How Periodontal Disease Is Staged
Understanding your stage helps you understand what treatments apply to you. Periodontitis is classified into four stages based primarily on how much attachment and bone has been lost:
- Stage I: Early disease with 1 to 2 mm of attachment loss, bone loss limited to the upper portion of the root, and no teeth lost. Pockets are 4 mm or less.
- Stage II: Moderate disease with 3 to 4 mm of attachment loss, up to a third of the root’s bone support affected, and pockets up to 5 mm. Still no tooth loss.
- Stage III: Severe disease with 5 mm or more of attachment loss, bone loss extending to the middle third of the root or beyond, and up to four teeth lost. Pockets reach 6 mm or deeper.

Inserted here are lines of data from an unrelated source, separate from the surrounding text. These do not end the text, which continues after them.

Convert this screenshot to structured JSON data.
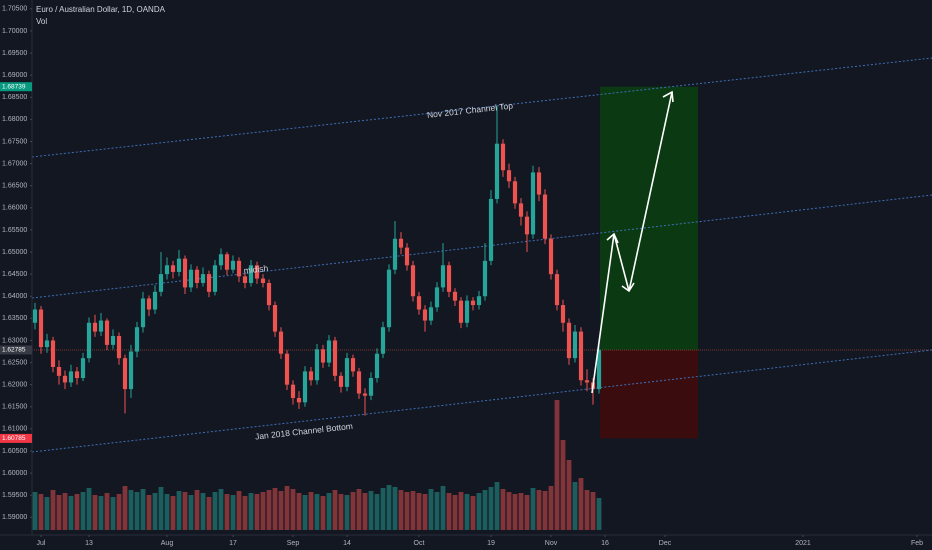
{
  "chart_data": {
    "type": "candlestick",
    "title": "Euro / Australian Dollar, 1D, OANDA",
    "subtitle": "Vol",
    "annotations": [
      "Nov 2017 Channel Top",
      "midish",
      "Jan 2018 Channel Bottom"
    ],
    "up_color": "#26a69a",
    "down_color": "#ef5350",
    "ylim": [
      1.586,
      1.707
    ],
    "xlim": [
      -0.5,
      149.5
    ],
    "vlim": [
      0,
      140
    ],
    "yticks": [
      {
        "value": 1.59,
        "label": "1.59000"
      },
      {
        "value": 1.595,
        "label": "1.59500"
      },
      {
        "value": 1.6,
        "label": "1.60000"
      },
      {
        "value": 1.605,
        "label": "1.60500"
      },
      {
        "value": 1.61,
        "label": "1.61000"
      },
      {
        "value": 1.615,
        "label": "1.61500"
      },
      {
        "value": 1.62,
        "label": "1.62000"
      },
      {
        "value": 1.625,
        "label": "1.62500"
      },
      {
        "value": 1.63,
        "label": "1.63000"
      },
      {
        "value": 1.635,
        "label": "1.63500"
      },
      {
        "value": 1.64,
        "label": "1.64000"
      },
      {
        "value": 1.645,
        "label": "1.64500"
      },
      {
        "value": 1.65,
        "label": "1.65000"
      },
      {
        "value": 1.655,
        "label": "1.65500"
      },
      {
        "value": 1.66,
        "label": "1.66000"
      },
      {
        "value": 1.665,
        "label": "1.66500"
      },
      {
        "value": 1.67,
        "label": "1.67000"
      },
      {
        "value": 1.675,
        "label": "1.67500"
      },
      {
        "value": 1.68,
        "label": "1.68000"
      },
      {
        "value": 1.685,
        "label": "1.68500"
      },
      {
        "value": 1.69,
        "label": "1.69000"
      },
      {
        "value": 1.695,
        "label": "1.69500"
      },
      {
        "value": 1.7,
        "label": "1.70000"
      },
      {
        "value": 1.705,
        "label": "1.70500"
      }
    ],
    "xticks": [
      {
        "value": 1,
        "label": "Jul"
      },
      {
        "value": 9,
        "label": "13"
      },
      {
        "value": 22,
        "label": "Aug"
      },
      {
        "value": 33,
        "label": "17"
      },
      {
        "value": 43,
        "label": "Sep"
      },
      {
        "value": 52,
        "label": "14"
      },
      {
        "value": 64,
        "label": "Oct"
      },
      {
        "value": 76,
        "label": "19"
      },
      {
        "value": 86,
        "label": "Nov"
      },
      {
        "value": 95,
        "label": "16"
      },
      {
        "value": 105,
        "label": "Dec"
      },
      {
        "value": 128,
        "label": "2021"
      },
      {
        "value": 147,
        "label": "Feb"
      }
    ],
    "position": {
      "target": 1.68739,
      "entry": 1.62785,
      "stop": 1.60785
    },
    "candles": [
      [
        1.634,
        1.6385,
        1.6325,
        1.637
      ],
      [
        1.637,
        1.6378,
        1.627,
        1.6285
      ],
      [
        1.6285,
        1.6315,
        1.6272,
        1.63
      ],
      [
        1.63,
        1.6308,
        1.6228,
        1.624
      ],
      [
        1.624,
        1.6255,
        1.62,
        1.622
      ],
      [
        1.622,
        1.6232,
        1.619,
        1.6205
      ],
      [
        1.6205,
        1.6245,
        1.6195,
        1.623
      ],
      [
        1.623,
        1.624,
        1.62,
        1.6215
      ],
      [
        1.6215,
        1.6272,
        1.6208,
        1.626
      ],
      [
        1.626,
        1.6352,
        1.625,
        1.634
      ],
      [
        1.634,
        1.6358,
        1.6308,
        1.632
      ],
      [
        1.632,
        1.6362,
        1.631,
        1.6345
      ],
      [
        1.6345,
        1.635,
        1.6278,
        1.629
      ],
      [
        1.629,
        1.6325,
        1.628,
        1.631
      ],
      [
        1.631,
        1.6318,
        1.6245,
        1.626
      ],
      [
        1.626,
        1.6268,
        1.6135,
        1.619
      ],
      [
        1.619,
        1.629,
        1.617,
        1.6275
      ],
      [
        1.6275,
        1.6342,
        1.6262,
        1.633
      ],
      [
        1.633,
        1.641,
        1.6318,
        1.6395
      ],
      [
        1.6395,
        1.6402,
        1.6355,
        1.637
      ],
      [
        1.637,
        1.6425,
        1.636,
        1.641
      ],
      [
        1.641,
        1.65,
        1.64,
        1.645
      ],
      [
        1.645,
        1.6488,
        1.6438,
        1.647
      ],
      [
        1.647,
        1.648,
        1.644,
        1.6455
      ],
      [
        1.6455,
        1.6505,
        1.6445,
        1.6485
      ],
      [
        1.6485,
        1.6492,
        1.6405,
        1.642
      ],
      [
        1.642,
        1.6472,
        1.641,
        1.646
      ],
      [
        1.646,
        1.6468,
        1.6418,
        1.643
      ],
      [
        1.643,
        1.6465,
        1.6422,
        1.645
      ],
      [
        1.645,
        1.6458,
        1.6398,
        1.641
      ],
      [
        1.641,
        1.6482,
        1.6402,
        1.647
      ],
      [
        1.647,
        1.6508,
        1.646,
        1.6495
      ],
      [
        1.6495,
        1.65,
        1.6448,
        1.646
      ],
      [
        1.646,
        1.6492,
        1.6452,
        1.648
      ],
      [
        1.648,
        1.6488,
        1.6432,
        1.6445
      ],
      [
        1.6445,
        1.6455,
        1.6418,
        1.643
      ],
      [
        1.643,
        1.6482,
        1.6422,
        1.647
      ],
      [
        1.647,
        1.6478,
        1.6428,
        1.644
      ],
      [
        1.644,
        1.645,
        1.642,
        1.643
      ],
      [
        1.643,
        1.6438,
        1.6368,
        1.638
      ],
      [
        1.638,
        1.6388,
        1.6308,
        1.632
      ],
      [
        1.632,
        1.633,
        1.6258,
        1.627
      ],
      [
        1.627,
        1.6278,
        1.6188,
        1.62
      ],
      [
        1.62,
        1.621,
        1.6155,
        1.617
      ],
      [
        1.617,
        1.6185,
        1.6145,
        1.616
      ],
      [
        1.616,
        1.6242,
        1.615,
        1.623
      ],
      [
        1.623,
        1.624,
        1.6198,
        1.621
      ],
      [
        1.621,
        1.6292,
        1.62,
        1.628
      ],
      [
        1.628,
        1.629,
        1.6238,
        1.625
      ],
      [
        1.625,
        1.6312,
        1.624,
        1.63
      ],
      [
        1.63,
        1.6308,
        1.6208,
        1.622
      ],
      [
        1.622,
        1.6228,
        1.6182,
        1.6195
      ],
      [
        1.6195,
        1.6272,
        1.6185,
        1.626
      ],
      [
        1.626,
        1.6268,
        1.6218,
        1.623
      ],
      [
        1.623,
        1.6238,
        1.6168,
        1.618
      ],
      [
        1.618,
        1.6192,
        1.613,
        1.6175
      ],
      [
        1.6175,
        1.6228,
        1.6165,
        1.6215
      ],
      [
        1.6215,
        1.6282,
        1.6205,
        1.627
      ],
      [
        1.627,
        1.6342,
        1.626,
        1.633
      ],
      [
        1.633,
        1.6472,
        1.632,
        1.646
      ],
      [
        1.646,
        1.657,
        1.645,
        1.653
      ],
      [
        1.653,
        1.6545,
        1.6495,
        1.651
      ],
      [
        1.651,
        1.652,
        1.6458,
        1.647
      ],
      [
        1.647,
        1.648,
        1.6388,
        1.64
      ],
      [
        1.64,
        1.641,
        1.6358,
        1.637
      ],
      [
        1.637,
        1.638,
        1.632,
        1.6345
      ],
      [
        1.6345,
        1.6388,
        1.6335,
        1.6375
      ],
      [
        1.6375,
        1.6432,
        1.6365,
        1.642
      ],
      [
        1.642,
        1.652,
        1.641,
        1.647
      ],
      [
        1.647,
        1.6478,
        1.6398,
        1.641
      ],
      [
        1.641,
        1.6418,
        1.6378,
        1.639
      ],
      [
        1.639,
        1.6398,
        1.6328,
        1.634
      ],
      [
        1.634,
        1.6402,
        1.633,
        1.639
      ],
      [
        1.639,
        1.6398,
        1.6368,
        1.638
      ],
      [
        1.638,
        1.6412,
        1.637,
        1.64
      ],
      [
        1.64,
        1.652,
        1.639,
        1.648
      ],
      [
        1.648,
        1.664,
        1.647,
        1.662
      ],
      [
        1.662,
        1.683,
        1.661,
        1.6745
      ],
      [
        1.6745,
        1.6755,
        1.667,
        1.6685
      ],
      [
        1.6685,
        1.67,
        1.6645,
        1.666
      ],
      [
        1.666,
        1.667,
        1.6598,
        1.661
      ],
      [
        1.661,
        1.6622,
        1.656,
        1.658
      ],
      [
        1.658,
        1.6592,
        1.65,
        1.654
      ],
      [
        1.654,
        1.6695,
        1.653,
        1.668
      ],
      [
        1.668,
        1.6692,
        1.6615,
        1.663
      ],
      [
        1.663,
        1.6642,
        1.6518,
        1.653
      ],
      [
        1.653,
        1.654,
        1.6438,
        1.645
      ],
      [
        1.645,
        1.646,
        1.6368,
        1.638
      ],
      [
        1.638,
        1.6392,
        1.632,
        1.634
      ],
      [
        1.634,
        1.635,
        1.6245,
        1.626
      ],
      [
        1.626,
        1.6335,
        1.625,
        1.632
      ],
      [
        1.632,
        1.633,
        1.6198,
        1.621
      ],
      [
        1.621,
        1.6235,
        1.6185,
        1.6205
      ],
      [
        1.6205,
        1.6215,
        1.6155,
        1.619
      ],
      [
        1.619,
        1.63,
        1.618,
        1.62785
      ]
    ],
    "volume": [
      38,
      36,
      33,
      40,
      35,
      37,
      34,
      36,
      38,
      42,
      35,
      34,
      37,
      33,
      36,
      44,
      40,
      38,
      41,
      35,
      37,
      43,
      36,
      34,
      39,
      38,
      35,
      40,
      37,
      33,
      38,
      41,
      36,
      35,
      39,
      34,
      37,
      36,
      38,
      40,
      42,
      39,
      44,
      41,
      37,
      35,
      38,
      36,
      34,
      37,
      40,
      36,
      35,
      38,
      41,
      37,
      39,
      36,
      42,
      45,
      43,
      40,
      38,
      39,
      37,
      36,
      41,
      38,
      44,
      37,
      35,
      38,
      36,
      34,
      37,
      40,
      43,
      48,
      41,
      38,
      36,
      37,
      35,
      42,
      40,
      39,
      44,
      130,
      90,
      70,
      48,
      52,
      40,
      38,
      32
    ]
  }
}
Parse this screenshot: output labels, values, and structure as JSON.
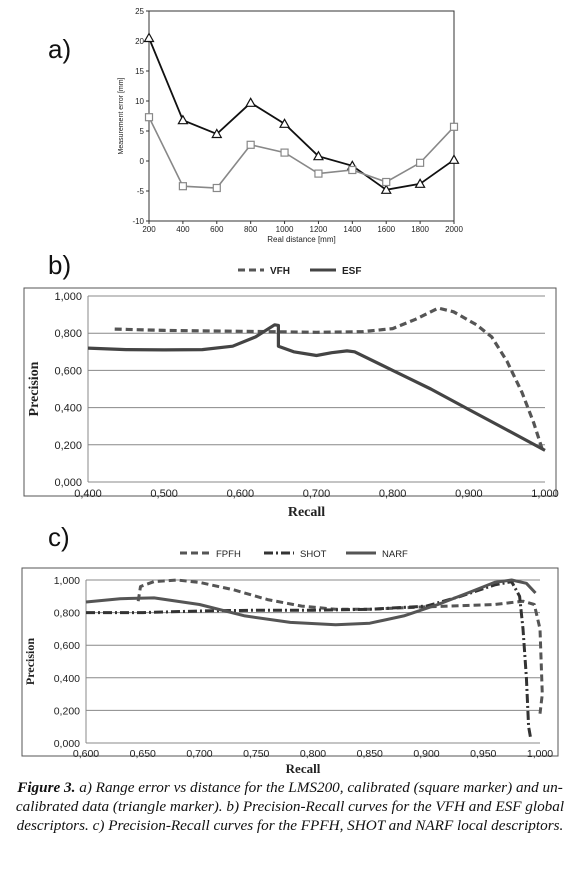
{
  "panels": {
    "a": "a)",
    "b": "b)",
    "c": "c)"
  },
  "caption": {
    "figure_label": "Figure 3.",
    "text": " a) Range error vs distance for the LMS200, calibrated (square marker) and un-calibrated data (triangle marker). b) Precision-Recall curves for the VFH and ESF global descriptors. c) Precision-Recall curves for the FPFH, SHOT and NARF local descriptors."
  },
  "chart_data": [
    {
      "type": "line",
      "title": "",
      "xlabel": "Real distance [mm]",
      "ylabel": "Measurement error [mm]",
      "xlim": [
        200,
        2000
      ],
      "ylim": [
        -10,
        25
      ],
      "grid": false,
      "x_ticks": [
        "200",
        "400",
        "600",
        "800",
        "1000",
        "1200",
        "1400",
        "1600",
        "1800",
        "2000"
      ],
      "y_ticks": [
        "25",
        "20",
        "15",
        "10",
        "5",
        "0",
        "-5",
        "-10"
      ],
      "x": [
        200,
        400,
        600,
        800,
        1000,
        1200,
        1400,
        1600,
        1800,
        2000
      ],
      "series": [
        {
          "marker": "triangle",
          "color": "#111111",
          "values": [
            20.5,
            6.8,
            4.5,
            9.7,
            6.2,
            0.8,
            -0.8,
            -4.8,
            -3.8,
            0.2
          ]
        },
        {
          "marker": "square",
          "color": "#888888",
          "values": [
            7.3,
            -4.2,
            -4.5,
            2.7,
            1.4,
            -2.1,
            -1.5,
            -3.5,
            -0.3,
            5.7
          ]
        }
      ]
    },
    {
      "type": "line",
      "title": "",
      "xlabel": "Recall",
      "ylabel": "Precision",
      "xlim": [
        0.4,
        1.0
      ],
      "ylim": [
        0.0,
        1.0
      ],
      "grid": true,
      "legend": "top",
      "x_ticks": [
        "0,400",
        "0,500",
        "0,600",
        "0,700",
        "0,800",
        "0,900",
        "1,000"
      ],
      "y_ticks": [
        "1,000",
        "0,800",
        "0,600",
        "0,400",
        "0,200",
        "0,000"
      ],
      "series": [
        {
          "name": "VFH",
          "style": "dashed",
          "color": "#555555",
          "points": [
            [
              0.435,
              0.822
            ],
            [
              0.5,
              0.815
            ],
            [
              0.6,
              0.81
            ],
            [
              0.7,
              0.805
            ],
            [
              0.76,
              0.808
            ],
            [
              0.8,
              0.825
            ],
            [
              0.83,
              0.875
            ],
            [
              0.86,
              0.935
            ],
            [
              0.88,
              0.915
            ],
            [
              0.91,
              0.845
            ],
            [
              0.93,
              0.78
            ],
            [
              0.95,
              0.65
            ],
            [
              0.97,
              0.48
            ],
            [
              0.985,
              0.32
            ],
            [
              0.996,
              0.18
            ]
          ]
        },
        {
          "name": "ESF",
          "style": "solid",
          "color": "#444444",
          "points": [
            [
              0.4,
              0.72
            ],
            [
              0.45,
              0.712
            ],
            [
              0.5,
              0.71
            ],
            [
              0.55,
              0.712
            ],
            [
              0.59,
              0.73
            ],
            [
              0.62,
              0.78
            ],
            [
              0.645,
              0.845
            ],
            [
              0.65,
              0.842
            ],
            [
              0.65,
              0.73
            ],
            [
              0.67,
              0.7
            ],
            [
              0.7,
              0.68
            ],
            [
              0.72,
              0.695
            ],
            [
              0.74,
              0.705
            ],
            [
              0.75,
              0.7
            ],
            [
              0.8,
              0.6
            ],
            [
              0.85,
              0.5
            ],
            [
              0.9,
              0.39
            ],
            [
              0.95,
              0.28
            ],
            [
              1.0,
              0.17
            ]
          ]
        }
      ]
    },
    {
      "type": "line",
      "title": "",
      "xlabel": "Recall",
      "ylabel": "Precision",
      "xlim": [
        0.6,
        1.0
      ],
      "ylim": [
        0.0,
        1.0
      ],
      "grid": true,
      "legend": "top",
      "x_ticks": [
        "0,600",
        "0,650",
        "0,700",
        "0,750",
        "0,800",
        "0,850",
        "0,900",
        "0,950",
        "1,000"
      ],
      "y_ticks": [
        "1,000",
        "0,800",
        "0,600",
        "0,400",
        "0,200",
        "0,000"
      ],
      "series": [
        {
          "name": "FPFH",
          "style": "dashed",
          "color": "#555555",
          "points": [
            [
              0.646,
              0.87
            ],
            [
              0.648,
              0.96
            ],
            [
              0.66,
              0.99
            ],
            [
              0.68,
              1.0
            ],
            [
              0.7,
              0.985
            ],
            [
              0.73,
              0.94
            ],
            [
              0.76,
              0.88
            ],
            [
              0.79,
              0.84
            ],
            [
              0.82,
              0.82
            ],
            [
              0.85,
              0.82
            ],
            [
              0.88,
              0.83
            ],
            [
              0.92,
              0.84
            ],
            [
              0.96,
              0.85
            ],
            [
              0.985,
              0.87
            ],
            [
              0.995,
              0.85
            ],
            [
              1.0,
              0.7
            ],
            [
              1.002,
              0.3
            ],
            [
              1.0,
              0.18
            ]
          ]
        },
        {
          "name": "SHOT",
          "style": "dashdot",
          "color": "#333333",
          "points": [
            [
              0.6,
              0.8
            ],
            [
              0.65,
              0.8
            ],
            [
              0.7,
              0.81
            ],
            [
              0.75,
              0.815
            ],
            [
              0.8,
              0.815
            ],
            [
              0.85,
              0.82
            ],
            [
              0.9,
              0.84
            ],
            [
              0.93,
              0.9
            ],
            [
              0.96,
              0.97
            ],
            [
              0.975,
              0.99
            ],
            [
              0.982,
              0.9
            ],
            [
              0.985,
              0.7
            ],
            [
              0.988,
              0.4
            ],
            [
              0.99,
              0.1
            ],
            [
              0.992,
              0.02
            ]
          ]
        },
        {
          "name": "NARF",
          "style": "solid",
          "color": "#555555",
          "points": [
            [
              0.6,
              0.865
            ],
            [
              0.63,
              0.885
            ],
            [
              0.66,
              0.89
            ],
            [
              0.7,
              0.85
            ],
            [
              0.74,
              0.78
            ],
            [
              0.78,
              0.74
            ],
            [
              0.82,
              0.725
            ],
            [
              0.85,
              0.735
            ],
            [
              0.88,
              0.78
            ],
            [
              0.91,
              0.85
            ],
            [
              0.94,
              0.93
            ],
            [
              0.96,
              0.985
            ],
            [
              0.975,
              1.0
            ],
            [
              0.988,
              0.98
            ],
            [
              0.996,
              0.92
            ]
          ]
        }
      ]
    }
  ]
}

- Stage IV: The most advanced form, with the same level of attachment loss as stage III but five or more teeth lost. Remaining teeth may be shifting, loose, or unable to function properly for chewing.
In addition to staging, your disease is graded A through C based on how quickly it’s progressing. Grade A is slow, with no measurable loss over five years. Grade B is moderate, with up to 2 mm of loss over five years. Grade C is rapid, exceeding 2 mm of loss in that timeframe. Smoking and uncontrolled diabetes can bump your grade higher regardless of other factors, which is why addressing those conditions is part of treatment.